Listen & Peruse
Miles to Go
Every single movie is ending
faded to the black
Whether it’s a coronary violence
(a massive heart attack)
Or it’s a flyer from the fire of an automatic Mack
You get a go and then it’s over
And you never coming back.
Every single planet’s just a
small exploding rock
On ours, the lives of all the greatest men
Like Roosevelt and Bach
Are interlocking with the beggars
And the traders of the stock
Still the universe surrounding them
Is winding down the clock
Every single life is ending
Pretty much the same
As just a struggle for the money
Or the love
Or for the fame
And it’s a fight like every night
For all the hungry sick and lame
And then you die a year goes by
And no one even knows your name
For every single friend of mine
I’ve ever had to lose is still a
ghost that I am carrying
inside my tennis shoes.
The nihilist is wandering past the woods,
so lovely dark and deep
‘Cuz for them
I still have miles to go
Before I sleep.
“I asked my friend Coco, who I knew to be a brilliant writer, to write a lyric for this project, and within about an hour, they’d sent me this expertly-crafted text. From the exquisite rhyming, driving scansion, and poetic references, you can clearly see their brilliance, anger, resignation, and resilience. For Coco, and many of my other homeless friends, their lives are marked with the relentless grief of losing people they love to overdose, exposure, violence, and despair, and this text beautifully captures the experience of slogging forward with those ghosts. Our homeless community walks upwards of 10 miles a day, from meal to meal, camp to shelter, and from one place they’re not welcome to another. When the lockdowns happened at the beginning of the pandemic and all the shelters and libraries and fast food dining rooms closed, our homeless community literally had no other legal place to be except trudging endlessly along the sidewalk, as their feet bled and their shoes disintegrated.
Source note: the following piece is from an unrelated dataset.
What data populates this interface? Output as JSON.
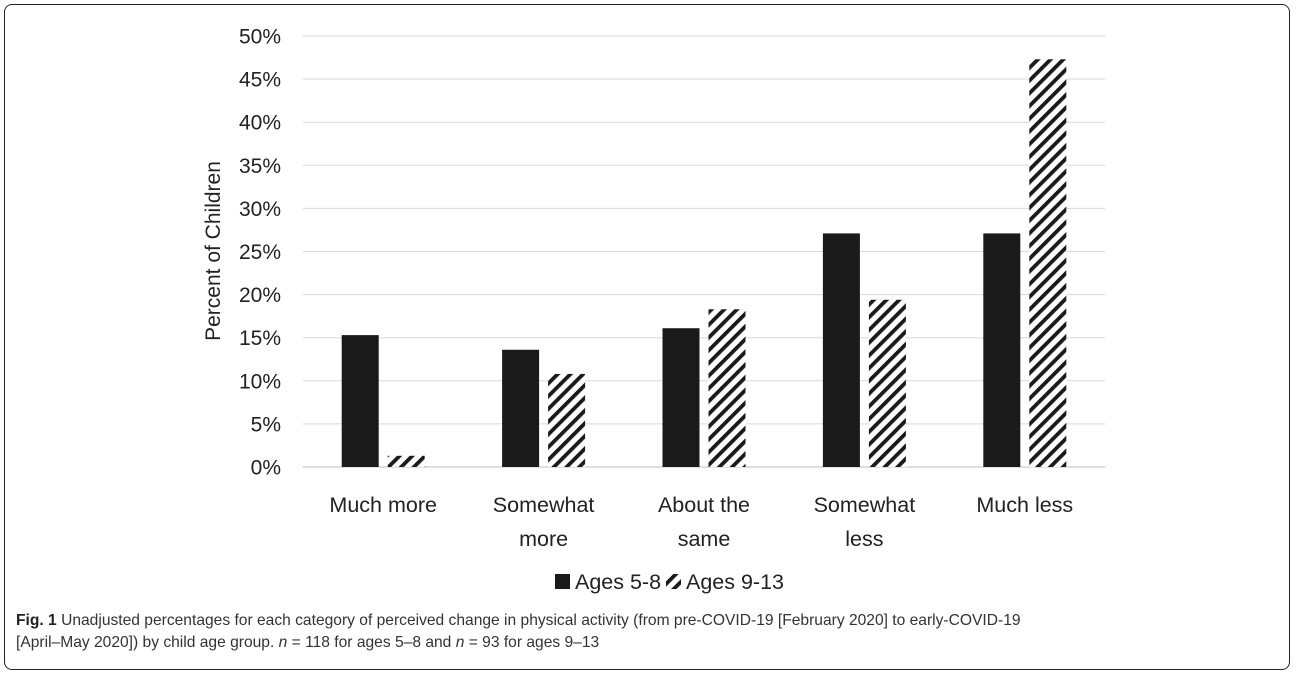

Thus, I chose to set the text using a blues work-song because the experience of homelessness is a relentless, involuntary, dehumanizing, and often fatal form of oppression that is well represented by a musical tradition that was developed by enslaved Black people, and was continued into the 20th century by hard-labor prison chaingangs. The driving foot stomps are characteristic of this genre, and are also reminiscent of the endless walking of our homeless community.” – Katie Kring
Coco is a survivor of over a decade of collective homeless experience, domestic violence, and addiction. They have ridden the rails, slept in vans, tents, and trap houses, overcame addiction, been locked up for petty poverty crimes, and parented some terrific children. Throughout, they have remained a loving parent, a brilliant writer and communicator, and a fierce advocate for justice for those experiencing poverty and marginalization.